Accessibility links

Congo Rebels Ask for UN Intervention During Ceasefire

In eastern Democratic Republic of Congo, rebels say they will pull their forces back from front lines near the town of Kanyabayonga, north of the provincial capital Goma, to allow U.N. peacekeepers to patrol the area. Derek Kilner has more from VOA's East Africa bureau in Nairobi.

Rebels from Laurent Nkunda's National Congress for Defense of the People have advanced to within 20 kilometers of the town Kanyabayonga, 90 kilometers north of Goma. Nkunda says his forces will stop to allow the U.N. peacekeeping force, known as MONUC, into the area.

France introduced a resolution in the U.N. Security Council to increase the number of peacekeepers in the DRC by around 3,000, a measure that is expected to be approved later this week. The 17,000-member U.N. mission has about 5,000 peacekeepers in North Kivu Province the site of the recent fighting.

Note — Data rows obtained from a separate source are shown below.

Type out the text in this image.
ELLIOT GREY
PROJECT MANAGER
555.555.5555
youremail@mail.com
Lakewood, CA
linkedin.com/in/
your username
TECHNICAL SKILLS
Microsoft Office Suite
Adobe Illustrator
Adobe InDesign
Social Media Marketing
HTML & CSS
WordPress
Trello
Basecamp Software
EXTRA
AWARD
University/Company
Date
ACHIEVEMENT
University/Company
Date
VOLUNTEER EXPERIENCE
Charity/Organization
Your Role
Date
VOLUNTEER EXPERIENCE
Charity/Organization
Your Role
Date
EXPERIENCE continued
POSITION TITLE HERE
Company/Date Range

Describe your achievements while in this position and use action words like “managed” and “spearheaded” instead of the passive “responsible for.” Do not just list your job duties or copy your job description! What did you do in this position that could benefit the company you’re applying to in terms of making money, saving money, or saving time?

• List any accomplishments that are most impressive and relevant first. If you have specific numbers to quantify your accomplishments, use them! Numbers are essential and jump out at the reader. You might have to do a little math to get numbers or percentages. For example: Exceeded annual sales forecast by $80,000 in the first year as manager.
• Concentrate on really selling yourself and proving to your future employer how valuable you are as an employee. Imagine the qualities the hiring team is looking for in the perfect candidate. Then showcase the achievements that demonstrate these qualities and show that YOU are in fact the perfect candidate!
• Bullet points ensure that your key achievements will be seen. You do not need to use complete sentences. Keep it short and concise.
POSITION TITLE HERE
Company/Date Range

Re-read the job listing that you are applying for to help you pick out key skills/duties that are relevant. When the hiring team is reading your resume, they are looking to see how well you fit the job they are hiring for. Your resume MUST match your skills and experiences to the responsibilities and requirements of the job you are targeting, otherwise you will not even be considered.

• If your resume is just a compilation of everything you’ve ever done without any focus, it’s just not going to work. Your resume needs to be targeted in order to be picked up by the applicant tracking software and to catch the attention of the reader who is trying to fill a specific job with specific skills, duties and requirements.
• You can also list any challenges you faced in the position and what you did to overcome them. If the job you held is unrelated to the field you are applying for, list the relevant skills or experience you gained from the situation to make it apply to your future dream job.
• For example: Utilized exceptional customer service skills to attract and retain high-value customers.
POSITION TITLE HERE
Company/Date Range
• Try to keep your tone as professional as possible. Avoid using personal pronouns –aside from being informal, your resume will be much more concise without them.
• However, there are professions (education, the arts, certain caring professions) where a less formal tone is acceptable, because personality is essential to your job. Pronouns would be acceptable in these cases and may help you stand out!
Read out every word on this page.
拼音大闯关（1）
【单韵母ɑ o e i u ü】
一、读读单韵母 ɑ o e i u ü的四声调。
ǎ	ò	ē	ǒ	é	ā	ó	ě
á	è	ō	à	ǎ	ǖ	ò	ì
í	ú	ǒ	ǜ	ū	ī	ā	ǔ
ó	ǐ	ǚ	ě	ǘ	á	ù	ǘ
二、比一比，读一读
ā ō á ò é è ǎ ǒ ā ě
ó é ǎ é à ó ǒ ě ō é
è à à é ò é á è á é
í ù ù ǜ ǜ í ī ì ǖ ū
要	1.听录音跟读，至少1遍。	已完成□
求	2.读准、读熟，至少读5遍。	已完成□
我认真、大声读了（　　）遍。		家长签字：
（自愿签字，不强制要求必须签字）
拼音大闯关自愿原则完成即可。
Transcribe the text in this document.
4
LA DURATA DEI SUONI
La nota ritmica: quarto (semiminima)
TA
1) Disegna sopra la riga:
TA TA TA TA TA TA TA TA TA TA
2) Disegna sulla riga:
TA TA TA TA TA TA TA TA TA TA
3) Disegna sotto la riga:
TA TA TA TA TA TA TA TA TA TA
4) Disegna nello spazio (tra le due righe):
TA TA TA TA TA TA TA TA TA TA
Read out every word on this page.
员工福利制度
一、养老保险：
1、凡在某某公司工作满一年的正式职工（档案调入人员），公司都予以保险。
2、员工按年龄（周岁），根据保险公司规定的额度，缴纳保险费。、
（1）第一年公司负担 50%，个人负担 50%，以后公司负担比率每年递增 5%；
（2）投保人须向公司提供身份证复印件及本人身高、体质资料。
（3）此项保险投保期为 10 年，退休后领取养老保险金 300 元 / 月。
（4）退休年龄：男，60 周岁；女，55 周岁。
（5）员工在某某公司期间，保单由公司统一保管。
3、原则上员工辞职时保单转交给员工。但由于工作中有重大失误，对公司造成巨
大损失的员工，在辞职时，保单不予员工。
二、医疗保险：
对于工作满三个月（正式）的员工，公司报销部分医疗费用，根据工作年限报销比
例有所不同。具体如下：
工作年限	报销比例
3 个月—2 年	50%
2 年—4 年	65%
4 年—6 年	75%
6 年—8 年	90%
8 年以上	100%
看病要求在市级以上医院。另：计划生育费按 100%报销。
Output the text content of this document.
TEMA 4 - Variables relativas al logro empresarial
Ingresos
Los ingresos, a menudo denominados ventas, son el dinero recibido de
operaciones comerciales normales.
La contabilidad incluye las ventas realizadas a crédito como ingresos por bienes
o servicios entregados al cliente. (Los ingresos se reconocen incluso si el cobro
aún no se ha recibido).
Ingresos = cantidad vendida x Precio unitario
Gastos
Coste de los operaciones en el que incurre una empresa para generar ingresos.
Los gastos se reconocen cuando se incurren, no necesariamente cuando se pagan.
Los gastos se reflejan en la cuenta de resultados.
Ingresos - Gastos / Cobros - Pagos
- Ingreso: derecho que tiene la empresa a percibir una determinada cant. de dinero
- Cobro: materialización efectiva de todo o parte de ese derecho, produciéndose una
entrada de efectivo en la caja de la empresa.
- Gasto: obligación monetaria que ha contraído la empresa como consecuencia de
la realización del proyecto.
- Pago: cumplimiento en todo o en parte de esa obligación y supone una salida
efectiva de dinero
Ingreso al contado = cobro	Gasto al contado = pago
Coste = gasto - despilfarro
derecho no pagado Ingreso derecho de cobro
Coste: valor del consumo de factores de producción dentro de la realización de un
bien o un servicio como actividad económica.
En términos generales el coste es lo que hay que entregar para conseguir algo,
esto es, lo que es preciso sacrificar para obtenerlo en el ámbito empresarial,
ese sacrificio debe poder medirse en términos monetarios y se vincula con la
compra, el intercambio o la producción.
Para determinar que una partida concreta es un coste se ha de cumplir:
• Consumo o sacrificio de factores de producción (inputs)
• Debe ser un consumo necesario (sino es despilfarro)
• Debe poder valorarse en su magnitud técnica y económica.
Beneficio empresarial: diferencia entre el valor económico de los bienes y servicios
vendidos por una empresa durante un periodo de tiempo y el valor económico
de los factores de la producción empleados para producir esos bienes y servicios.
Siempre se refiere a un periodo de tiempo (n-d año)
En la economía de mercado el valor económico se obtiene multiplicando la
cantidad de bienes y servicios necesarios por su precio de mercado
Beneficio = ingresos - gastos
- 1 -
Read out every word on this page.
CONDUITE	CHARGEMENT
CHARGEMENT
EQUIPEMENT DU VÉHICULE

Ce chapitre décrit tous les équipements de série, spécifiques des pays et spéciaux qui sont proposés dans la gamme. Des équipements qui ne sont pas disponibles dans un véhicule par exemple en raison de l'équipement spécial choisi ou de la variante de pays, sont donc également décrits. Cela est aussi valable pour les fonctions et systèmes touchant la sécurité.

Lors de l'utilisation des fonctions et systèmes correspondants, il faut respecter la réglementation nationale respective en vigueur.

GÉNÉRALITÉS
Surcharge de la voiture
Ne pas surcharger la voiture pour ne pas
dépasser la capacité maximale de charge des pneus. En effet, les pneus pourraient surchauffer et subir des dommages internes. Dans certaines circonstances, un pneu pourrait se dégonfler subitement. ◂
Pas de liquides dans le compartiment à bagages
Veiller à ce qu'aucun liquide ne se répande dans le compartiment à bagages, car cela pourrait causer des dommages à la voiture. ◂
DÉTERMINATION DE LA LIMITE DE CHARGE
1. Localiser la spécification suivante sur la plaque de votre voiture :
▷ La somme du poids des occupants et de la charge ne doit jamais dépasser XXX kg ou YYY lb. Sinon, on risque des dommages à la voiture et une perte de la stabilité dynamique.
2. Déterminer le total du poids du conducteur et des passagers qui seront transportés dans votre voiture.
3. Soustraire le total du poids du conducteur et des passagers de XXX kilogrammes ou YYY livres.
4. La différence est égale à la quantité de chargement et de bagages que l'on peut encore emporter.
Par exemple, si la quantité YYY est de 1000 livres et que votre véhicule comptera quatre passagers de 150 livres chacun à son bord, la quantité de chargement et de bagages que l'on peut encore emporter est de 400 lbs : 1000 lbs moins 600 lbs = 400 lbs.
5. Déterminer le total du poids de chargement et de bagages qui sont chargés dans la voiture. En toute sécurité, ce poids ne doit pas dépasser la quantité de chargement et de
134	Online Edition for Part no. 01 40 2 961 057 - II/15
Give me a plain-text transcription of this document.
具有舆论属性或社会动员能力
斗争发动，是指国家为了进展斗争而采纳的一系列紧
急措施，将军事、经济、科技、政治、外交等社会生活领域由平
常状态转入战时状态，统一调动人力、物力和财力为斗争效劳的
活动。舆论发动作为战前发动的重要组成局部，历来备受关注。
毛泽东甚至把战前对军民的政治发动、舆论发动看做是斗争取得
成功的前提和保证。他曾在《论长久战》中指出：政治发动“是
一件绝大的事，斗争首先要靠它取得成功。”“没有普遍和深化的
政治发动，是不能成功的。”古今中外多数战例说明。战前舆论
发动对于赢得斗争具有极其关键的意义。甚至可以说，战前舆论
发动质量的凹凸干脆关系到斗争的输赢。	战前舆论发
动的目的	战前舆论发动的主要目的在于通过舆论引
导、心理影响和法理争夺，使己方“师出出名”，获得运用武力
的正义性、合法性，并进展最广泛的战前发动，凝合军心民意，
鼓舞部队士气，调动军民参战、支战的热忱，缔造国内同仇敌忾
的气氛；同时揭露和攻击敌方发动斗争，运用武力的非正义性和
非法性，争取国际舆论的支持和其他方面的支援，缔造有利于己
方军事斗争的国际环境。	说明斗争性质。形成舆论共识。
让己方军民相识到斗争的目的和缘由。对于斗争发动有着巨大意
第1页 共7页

Government troops retreating from Kanyabayonga clashed with the Mai Mai militia, who are generally government allies. The rebels say they were preparing an ambush for Nkunda's rebels when the government troops moved in. The militia also reported government soldiers were looting villages.

Responding to the army's lack of success in confronting Nkunda's forces, as well as accusations of crimes against civilians, President Joseph Kabila dismissed the army chief of staff Dieudonne Kayembe, replacing him Monday with General Didier Etumba.

Meanwhile, international envoys continue to push for a lasting ceasefire.

Africa Policy Institute President Peter Kagwanja says there is a need for high-level international pressure on the parties to negotiate, including the threat of sanctions. But, he says that African diplomacy has so far been hobbled by divisions between countries.

"The various African parties seem to be increasingly getting divided over the question of Congo, a kind of repeat of the 1998-2003 confrontation by various African forces within the Congolese territory," said Kagwanja. "What has been mentioned now is Angola is now backing the government.

"On the other hand, Rwanda is accused of supporting Laurent Nkunda, and I guess Uganda would also throw its weight behind some of these forces, but it has not done so yet. Parallel to the various diplomatic interventions by African leaders, there is also a need to put the African house in order," he added.

Nkunda has called for direct negotiations with the government. The government has rejected such an approach, insisting that any discussion must involve all of the armed groups operating in the country's east.

Kagwanja says the international community should support direct talks.

"I found it a very comical situation when the various governments met in Nairobi and the conspicuous absentee was Nkunda," he said. "There did not seem even to be a proxy for Nkunda. Now, a talk with Nkunda is essential. It will ensure that he is no longer seen as a proxy of Rwanda and therefore parties to this conflict war crimes will begin to be dissaggregated. Nkunda can come straight and say 'these are my grievances, and this is how I would like them solved.'"

Nkunda's objectives remain murky. He says he is protecting the Tutsi ethnic group in eastern Congo from attacks by Hutu militias, who he says have cooperated with the government. He has also raised concerns with the growing economic ties between Congo and China.

An estimated 250,000 people have been displaced since fighting resumed in August, adding to the hundreds of thousands in the region from previous rounds of clashes.